Are All Non-Muslims Condemned Kafirs?
It is generally thought that all non-Muslims are kāfirs who are worthy of the condemnation and punishment referred to by the Qur’ān. This view is not correct. A non-Muslim becomes such a kāfir when he denies the truth in spite of being convinced that it is the truth. Since it is humanly impossible for a person to determine whether a person is denying the truth or not, it is only on the basis of information provided by the Almighty that a person can be called such a kāfir. In the times when He sent His messengers (rusul), He chose to impart this information to His messengers through wahī; however, after the departure of the last rasūl Muhammad (sws), people who have deliberately denied the truth cannot be pinpointed since the institution of wahī has been terminated. No Muslim preacher is in a position to reveal the truth in a manner a rasūl is able to, nor can he ascertain who among his addressees is guilty of deliberately denying the truth. After the departure of Muhammad (sws), the last of the Messengers of God, only on the Day of Judgement will it now be known whether a particular person is such a kāfir or not.
It is evident from this explanation that the Christians and Jews and followers of other religions in times after the Prophet (sws) are not the kāfirs who are condemned by the Qur’ān. As far as Christians are concerned, it must be noted that they are basically followers of monotheism. They never admit to polytheism, though they are involved in certain polytheistic practices. A person becomes a polytheist when he openly admits that he is a polytheist. A person who claims to be a monotheist in spite of being involved in polytheistic practices, cannot be regarded as a polytheist. The reason is that a person might be doing something wrong without realizing what he is doing; all Christians whether of today or from the period of Jesus (sws) never admit to polytheism; trinity to them is in accordance with monotheism. Of course Muslims do not agree with them but unless they claim polytheism, it can only be said that in spite of claiming to be monotheists they are involved in polytheism. Their case is the case of a Muslim who goes to the grave of a saint to ask him to grant a wish; such a Muslim cannot be called polytheist; he shall be told that what he is doing is something which is against monotheism to which he himself strongly claims adherence. Similarly, Christians cannot be called polytheists; however, they will be told that what they are doing is not in accordance with monotheism.

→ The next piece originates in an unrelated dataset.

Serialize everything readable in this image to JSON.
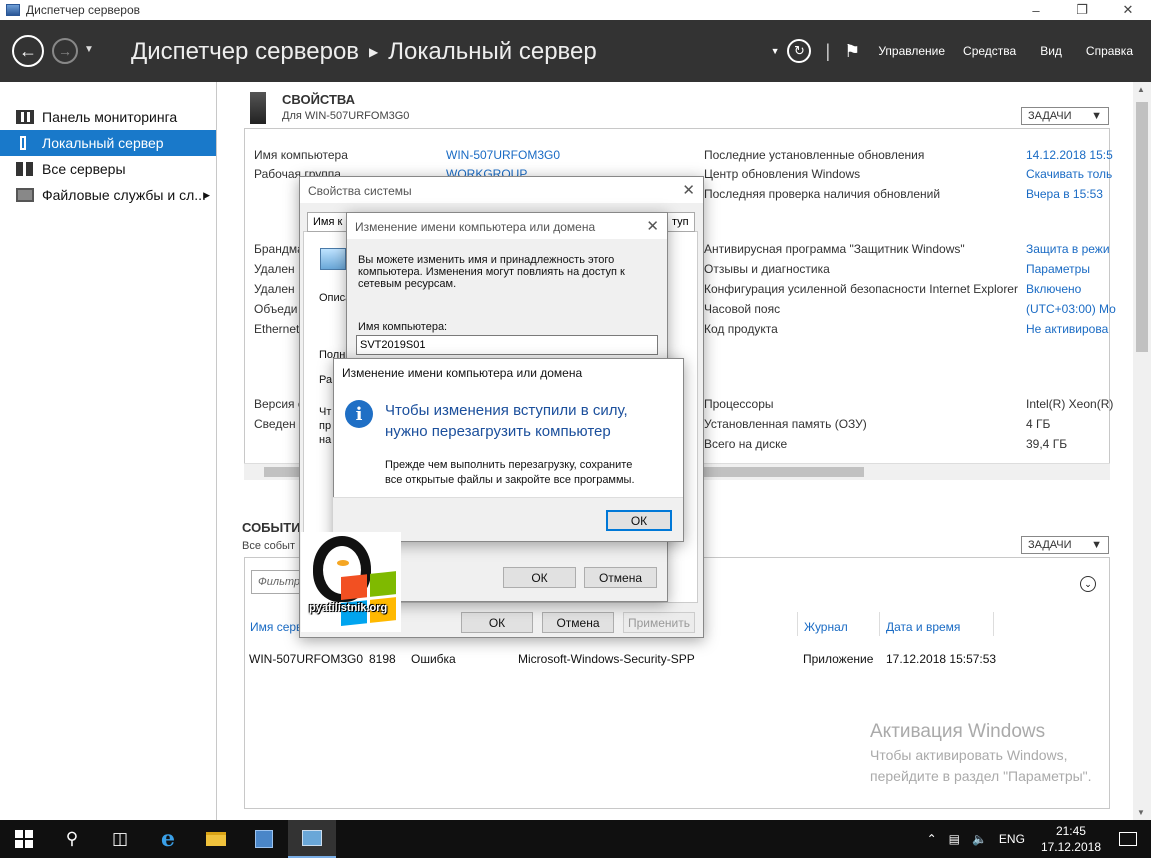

It is precisely for this reason that the Qur’ān never referred to the People of the Book as polytheists though they were incriminated with certain blatant forms of polytheism. The Qur’ān only called the Ishmaelites as polytheists because they admittedly subscribed and testified to the creed of polytheism. They strongly advocated that polytheism was the very religion the Almighty had revealed and claimed that they were the strong adherents to this religion.